Este enfoque, que articula la técnica ilusionista y la exigencia dramatúrgica, prolonga una reflexión más amplia sobre la puesta en escena en magia, también desarrollada en ¿Cómo contar una historia en tu espectáculo?. El libro Espectáculo en colores, disponible en el Cabinet d'Illusions, aborda de hecho esta misma problemática desde un ángulo complementario: cómo hacer pasar una rutina técnica del simple truco al verdadero momento de espectáculo.

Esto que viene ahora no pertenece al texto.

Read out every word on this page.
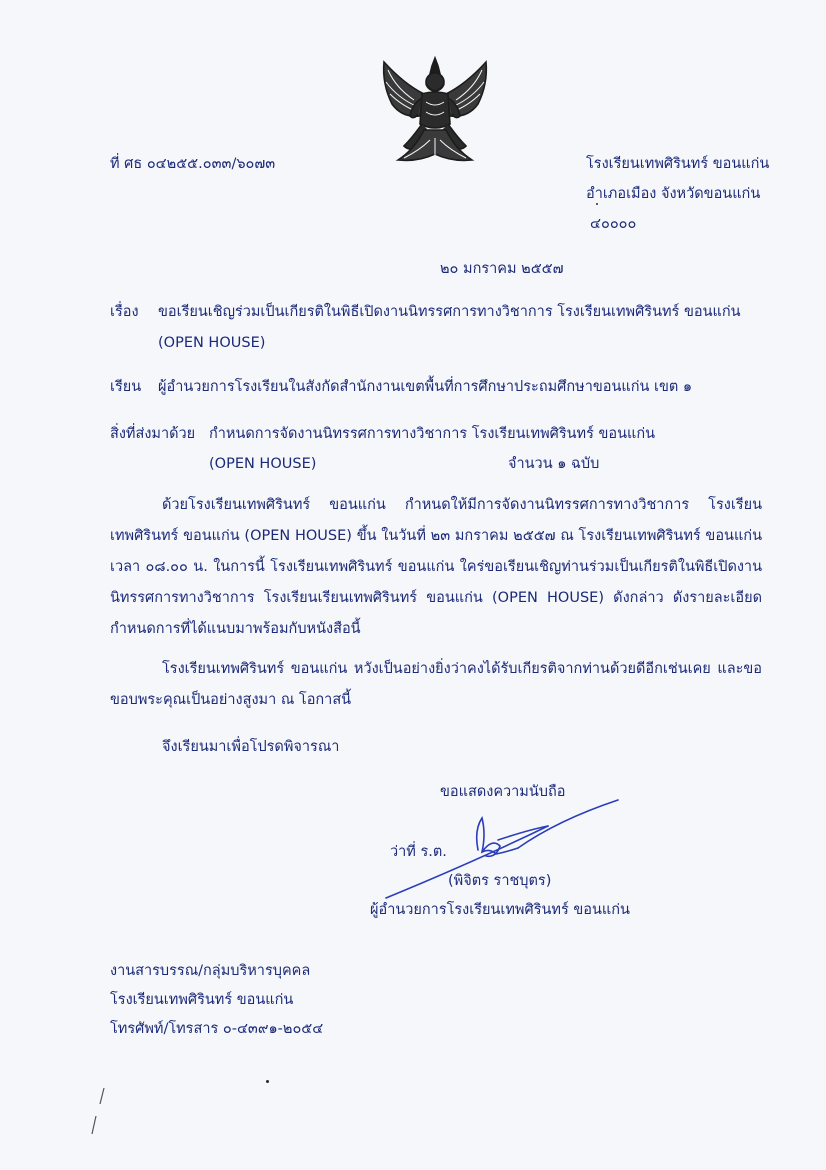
ที่ ศธ ๐๔๒๕๕.๐๓๓/๖๐๗๓	โรงเรียนเทพศิรินทร์ ขอนแก่น
อำเภอเมือง จังหวัดขอนแก่น
๔๐๐๐๐
๒๐ มกราคม ๒๕๕๗
เรื่อง ขอเรียนเชิญร่วมเป็นเกียรติในพิธีเปิดงานนิทรรศการทางวิชาการ โรงเรียนเทพศิรินทร์ ขอนแก่น
(OPEN HOUSE)
เรียน ผู้อำนวยการโรงเรียนในสังกัดสำนักงานเขตพื้นที่การศึกษาประถมศึกษาขอนแก่น เขต ๑
สิ่งที่ส่งมาด้วย กำหนดการจัดงานนิทรรศการทางวิชาการ โรงเรียนเทพศิรินทร์ ขอนแก่น
(OPEN HOUSE)	จำนวน ๑ ฉบับ

ด้วยโรงเรียนเทพศิรินทร์ ขอนแก่น กำหนดให้มีการจัดงานนิทรรศการทางวิชาการ โรงเรียนเทพศิรินทร์ ขอนแก่น (OPEN HOUSE) ขึ้น ในวันที่ ๒๓ มกราคม ๒๕๕๗ ณ โรงเรียนเทพศิรินทร์ ขอนแก่น เวลา ๐๘.๐๐ น. ในการนี้ โรงเรียนเทพศิรินทร์ ขอนแก่น ใคร่ขอเรียนเชิญท่านร่วมเป็นเกียรติในพิธีเปิดงานนิทรรศการทางวิชาการ โรงเรียนเรียนเทพศิรินทร์ ขอนแก่น (OPEN HOUSE) ดังกล่าว ดังรายละเอียดกำหนดการที่ได้แนบมาพร้อมกับหนังสือนี้

โรงเรียนเทพศิรินทร์ ขอนแก่น หวังเป็นอย่างยิ่งว่าคงได้รับเกียรติจากท่านด้วยดีอีกเช่นเคย และขอขอบพระคุณเป็นอย่างสูงมา ณ โอกาสนี้

จึงเรียนมาเพื่อโปรดพิจารณา
ขอแสดงความนับถือ
ว่าที่ ร.ต.
(พิจิตร ราชบุตร)
ผู้อำนวยการโรงเรียนเทพศิรินทร์ ขอนแก่น
งานสารบรรณ/กลุ่มบริหารบุคคล
โรงเรียนเทพศิรินทร์ ขอนแก่น
โทรศัพท์/โทรสาร ๐-๔๓๙๑-๒๐๕๔
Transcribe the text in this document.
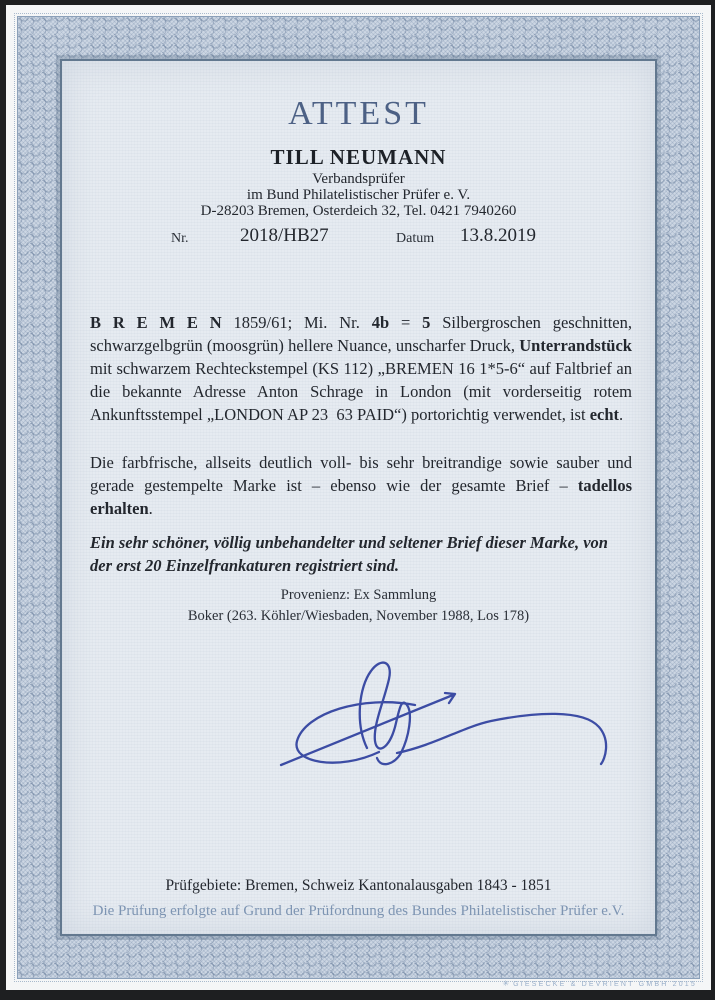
ATTEST
TILL NEUMANN
Verbandsprüfer
im Bund Philatelistischer Prüfer e. V.
D-28203 Bremen, Osterdeich 32, Tel. 0421 7940260
Nr.	2018/HB27	Datum 13.8.2019
B R E M E N 1859/61; Mi. Nr. 4b = 5 Silbergroschen geschnitten, schwarzgelbgrün (moosgrün) hellere Nuance, unscharfer Druck, Unterrandstück mit schwarzem Rechteckstempel (KS 112) „BREMEN 16 1*5-6“ auf Faltbrief an die bekannte Adresse Anton Schrage in London (mit vorderseitig rotem Ankunftsstempel „LONDON AP 23  63 PAID“) portorichtig verwendet, ist echt.
Die farbfrische, allseits deutlich voll- bis sehr breitrandige sowie sauber und gerade gestempelte Marke ist – ebenso wie der gesamte Brief – tadellos erhalten.
Ein sehr schöner, völlig unbehandelter und seltener Brief dieser Marke, von der erst 20 Einzelfrankaturen registriert sind.
Provenienz: Ex Sammlung
Boker (263. Köhler/Wiesbaden, November 1988, Los 178)
Prüfgebiete: Bremen, Schweiz Kantonalausgaben 1843 - 1851
Die Prüfung erfolgte auf Grund der Prüfordnung des Bundes Philatelistischer Prüfer e.V.
✳ GIESECKE & DEVRIENT GMBH 2015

Hipnoterapia y psicomagia, un campo de experimentación
La doble faceta de Claude de Piante, mago e hipnoterapeuta, no es anecdótica en su práctica: nutre directamente su forma de pensar la inmersión, el trance narrativo y la construcción de rituales con fines metafóricos, tomados de la psicomagia. Esta porosidad entre los campos ilustra una tendencia de fondo en varios magos-mentalistas contemporáneos, que recurren a las técnicas de hipnosis no como un truco más, sino como un lenguaje para construir la adhesión del público —una temática que los lectores interesados podrán profundizar en ¿Qué es la hipnosis?.
Lo que este enfoque cambia para un número
El mensaje central de Claude de Piante se puede resumir simplemente: la magia proviene o bien del mago —de su habilidad, de su astucia asumida, como en el arquetipo del tramposo— o bien de una fuerza externa al mago, que entonces debe definirse con precisión para que el público pueda creer en ella durante el número. En ambos casos, la ausencia de una respuesta clara a la pregunta "¿por qué existe este fenómeno?" debilita irremediablemente la suspensión de la incredulidad, independientemente de la calidad técnica de la ejecución.
Esta exigencia de coherencia narrativa, asociada a un trabajo sincero sobre el personaje y la actuación, dibuja un método de trabajo transportable a cualquier número, desde el close-up hasta el gran espectáculo inmersivo. También nos recuerda que la magia profesional nunca se limita al dominio de un secreto técnico: se construye, se guioniza y se interpreta con el mismo rigor que una buena película o una buena novela —una convicción que la Compagnie du Scarabée Jaune lleva poniendo en práctica desde hace más de veinte años en castillos, teatros y lugares cargados de historia que sigue explorando.